L’épreuve de philosophie, dans sa version française, demeure un rite de passage. Elle ne demande ni récitation de cours, ni restitution servile de connaissances, mais une mise en jeu de soi dans un dialogue avec des questions qui n’appartiennent à personne, sinon à la condition humaine. Ce rendez-vous annuel, à la fois solennel et fragile, est d’autant plus précieux qu’il pousse chaque élève à expérimenter, ne serait-ce que ponctuellement, la joie austère de la réflexion libre.
Pour celles et ceux qui, dans l’après-coup, souhaitent comprendre ce qu’ils auraient pu faire ou auraient voulu mieux faire, voici quelques pistes de correction. Elles ne visent pas l’exhaustivité ni la conformité académique à toute force, mais proposent des chemins possibles, à la croisée des connaissances et de l’invention. C’est l’occasion, aussi, de rappeler que philosopher, ce n’est pas cocher des cases : c’est se risquer à penser.
Sujet 1. Notre avenir dépend-il de la technique ?
Aparté
Face à un sujet qui combine futur et technologie, on devine les soupirs. Sujet redouté car doublement vague et vertigineux. Pourtant, derrière sa formulation apparemment anodine, se joue une interrogation majeure sur la place que nous accordons aux outils que nous créons et sur la possibilité de préserver notre liberté face à eux.
Introduction
De la roue à l’intelligence artificielle, de l’outil de silex au réseau globalisé, la technique n’a cessé d’accompagner l’humanité dans sa marche.
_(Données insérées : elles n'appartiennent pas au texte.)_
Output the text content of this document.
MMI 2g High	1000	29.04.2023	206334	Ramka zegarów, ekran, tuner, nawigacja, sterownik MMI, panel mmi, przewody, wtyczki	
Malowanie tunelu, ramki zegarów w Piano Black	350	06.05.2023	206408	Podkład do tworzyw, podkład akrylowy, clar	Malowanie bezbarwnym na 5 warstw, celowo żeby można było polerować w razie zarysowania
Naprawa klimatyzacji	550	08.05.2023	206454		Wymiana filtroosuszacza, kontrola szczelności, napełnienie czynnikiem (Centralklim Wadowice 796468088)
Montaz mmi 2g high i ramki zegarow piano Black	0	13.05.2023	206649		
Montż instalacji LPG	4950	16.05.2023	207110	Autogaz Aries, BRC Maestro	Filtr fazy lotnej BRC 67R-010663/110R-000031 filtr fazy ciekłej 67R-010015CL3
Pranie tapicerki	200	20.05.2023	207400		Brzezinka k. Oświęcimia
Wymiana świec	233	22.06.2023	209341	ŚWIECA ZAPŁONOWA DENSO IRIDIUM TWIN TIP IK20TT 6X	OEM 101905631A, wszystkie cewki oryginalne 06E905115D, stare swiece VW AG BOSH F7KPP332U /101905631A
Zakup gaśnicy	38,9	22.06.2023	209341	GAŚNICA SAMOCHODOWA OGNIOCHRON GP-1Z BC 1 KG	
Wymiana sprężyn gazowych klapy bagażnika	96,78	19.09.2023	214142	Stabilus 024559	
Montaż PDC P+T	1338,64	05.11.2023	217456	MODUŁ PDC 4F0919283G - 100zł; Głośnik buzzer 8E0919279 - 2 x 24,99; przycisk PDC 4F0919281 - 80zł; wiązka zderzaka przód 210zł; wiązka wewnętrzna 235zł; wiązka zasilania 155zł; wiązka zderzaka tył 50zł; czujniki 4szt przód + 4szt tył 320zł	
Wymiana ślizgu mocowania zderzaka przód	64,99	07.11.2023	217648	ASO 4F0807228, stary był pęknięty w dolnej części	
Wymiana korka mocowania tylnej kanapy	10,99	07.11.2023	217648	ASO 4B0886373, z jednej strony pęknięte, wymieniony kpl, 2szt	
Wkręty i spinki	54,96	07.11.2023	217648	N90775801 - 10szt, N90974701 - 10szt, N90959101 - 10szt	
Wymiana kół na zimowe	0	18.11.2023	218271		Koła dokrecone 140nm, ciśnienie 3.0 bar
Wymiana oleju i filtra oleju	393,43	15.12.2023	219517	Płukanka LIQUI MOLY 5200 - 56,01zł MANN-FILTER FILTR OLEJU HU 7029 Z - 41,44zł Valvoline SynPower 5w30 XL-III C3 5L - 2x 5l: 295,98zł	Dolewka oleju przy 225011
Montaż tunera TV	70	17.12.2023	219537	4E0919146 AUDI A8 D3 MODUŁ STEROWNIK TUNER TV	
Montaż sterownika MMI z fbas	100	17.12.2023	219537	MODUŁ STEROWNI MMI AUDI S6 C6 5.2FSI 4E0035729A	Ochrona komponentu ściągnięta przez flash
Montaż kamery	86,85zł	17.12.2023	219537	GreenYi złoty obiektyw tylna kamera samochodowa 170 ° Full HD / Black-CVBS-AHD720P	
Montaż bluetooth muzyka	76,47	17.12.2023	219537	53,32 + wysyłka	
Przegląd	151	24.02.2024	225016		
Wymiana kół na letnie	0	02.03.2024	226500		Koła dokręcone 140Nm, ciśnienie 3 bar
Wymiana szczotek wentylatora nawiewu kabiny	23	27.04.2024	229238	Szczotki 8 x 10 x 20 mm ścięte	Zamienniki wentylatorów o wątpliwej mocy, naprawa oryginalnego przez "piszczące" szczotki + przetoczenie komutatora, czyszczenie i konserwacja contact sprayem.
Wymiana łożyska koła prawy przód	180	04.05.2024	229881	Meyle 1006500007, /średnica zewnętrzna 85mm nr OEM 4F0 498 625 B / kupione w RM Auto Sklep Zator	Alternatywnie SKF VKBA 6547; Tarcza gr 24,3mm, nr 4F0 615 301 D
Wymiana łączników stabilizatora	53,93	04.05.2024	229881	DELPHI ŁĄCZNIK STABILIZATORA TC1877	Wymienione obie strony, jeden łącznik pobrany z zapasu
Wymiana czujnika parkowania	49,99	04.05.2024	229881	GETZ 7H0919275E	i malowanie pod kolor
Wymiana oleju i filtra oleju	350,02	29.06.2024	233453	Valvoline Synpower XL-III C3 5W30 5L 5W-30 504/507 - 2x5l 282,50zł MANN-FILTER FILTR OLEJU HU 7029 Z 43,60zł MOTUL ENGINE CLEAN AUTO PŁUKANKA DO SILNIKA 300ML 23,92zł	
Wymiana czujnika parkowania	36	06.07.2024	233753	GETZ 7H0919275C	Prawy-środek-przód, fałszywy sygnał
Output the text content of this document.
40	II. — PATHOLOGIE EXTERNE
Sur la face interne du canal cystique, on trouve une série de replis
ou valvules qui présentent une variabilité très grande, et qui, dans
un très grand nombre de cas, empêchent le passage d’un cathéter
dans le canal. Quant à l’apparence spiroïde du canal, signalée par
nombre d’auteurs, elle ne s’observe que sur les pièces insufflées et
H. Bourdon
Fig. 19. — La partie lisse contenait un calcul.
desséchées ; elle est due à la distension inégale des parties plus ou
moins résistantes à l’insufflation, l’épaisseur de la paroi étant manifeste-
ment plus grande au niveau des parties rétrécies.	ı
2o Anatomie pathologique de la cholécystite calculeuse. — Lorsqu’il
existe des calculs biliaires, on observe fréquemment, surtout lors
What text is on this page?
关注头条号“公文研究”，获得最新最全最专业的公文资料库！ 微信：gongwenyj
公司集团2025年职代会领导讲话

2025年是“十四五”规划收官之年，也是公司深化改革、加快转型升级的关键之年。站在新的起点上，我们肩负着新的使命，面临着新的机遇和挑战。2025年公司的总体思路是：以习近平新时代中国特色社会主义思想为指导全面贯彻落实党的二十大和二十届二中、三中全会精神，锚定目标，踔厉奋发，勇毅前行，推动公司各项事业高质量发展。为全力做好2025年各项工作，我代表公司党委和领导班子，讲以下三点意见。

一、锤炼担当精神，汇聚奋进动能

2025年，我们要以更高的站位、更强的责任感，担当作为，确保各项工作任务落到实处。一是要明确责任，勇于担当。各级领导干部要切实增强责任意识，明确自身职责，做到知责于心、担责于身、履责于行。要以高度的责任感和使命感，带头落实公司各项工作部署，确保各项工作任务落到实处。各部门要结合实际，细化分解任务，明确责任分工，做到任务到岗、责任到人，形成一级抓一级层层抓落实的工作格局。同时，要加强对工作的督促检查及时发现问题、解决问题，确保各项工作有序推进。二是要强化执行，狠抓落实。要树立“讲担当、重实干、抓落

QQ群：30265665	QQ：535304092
Elle n’est pas un simple prolongement du bras : elle structure nos manières de produire, de penser, d’habiter le monde. À l’heure où le mot avenir se confond avec ceux de progrès, d’algorithmes prédictifs, de climat assisté par technologie, une question se pose : avons-nous encore prise sur notre destin ou la technique en est-elle devenue la clef exclusive ? L’interrogation engage non seulement notre rapport au futur, mais aussi ce que nous attendons de nous-mêmes : la technique est-elle un levier parmi d’autres ou la condition même de toute possibilité future ?
Problématisation
Ce sujet interroge une possible dépendance : faut-il entendre que, sans technique, l’avenir serait inenvisageable ? Ou, à l’inverse, que l’avenir ne peut être digne que s’il échappe à la seule logique technicienne ? Entre émancipation et asservissement, entre nécessité et liberté, il s’agit de réfléchir à ce qui nourrit notre capacité à projeter, à anticiper, à espérer. Ce questionnement invite à explorer ce que la technique permet, ce qu’elle empêche et la manière dont nous pouvons ou non nous en faire les maîtres.
Plan proposé
I. La technique, condition du progrès et de la projection vers l’avenir
Dans un premier temps, il est difficile de contester que la technique constitue un facteur déterminant dans notre capacité à transformer le monde et à envisager l’avenir. Depuis l’Antiquité, l’homme s’est distingué par son pouvoir de fabriquer des outils. Pour Aristote, l’homme est un être doué de technè, c’est-à-dire d’un savoir-faire orienté vers un but. Aujourd’hui, les avancées technologiques prolongent cette faculté dans des proportions inouïes. La médecine permet d’allonger l’espérance de vie, les technologies vertes prétendent offrir des réponses à la crise écologique, les algorithmes gouvernent la logistique planétaire. À bien des égards, la technique apparaît comme une condition sine qua non de notre capacité à envisager un avenir viable. Elle n’est pas seulement un instrument, mais un véritable ressort de projection. Selon Descartes, la technique est un moyen de devenir « comme maîtres et possesseurs de la nature » (Discours de la méthode). L’avenir, dans cette perspective, n’est pas subi : il est conquis.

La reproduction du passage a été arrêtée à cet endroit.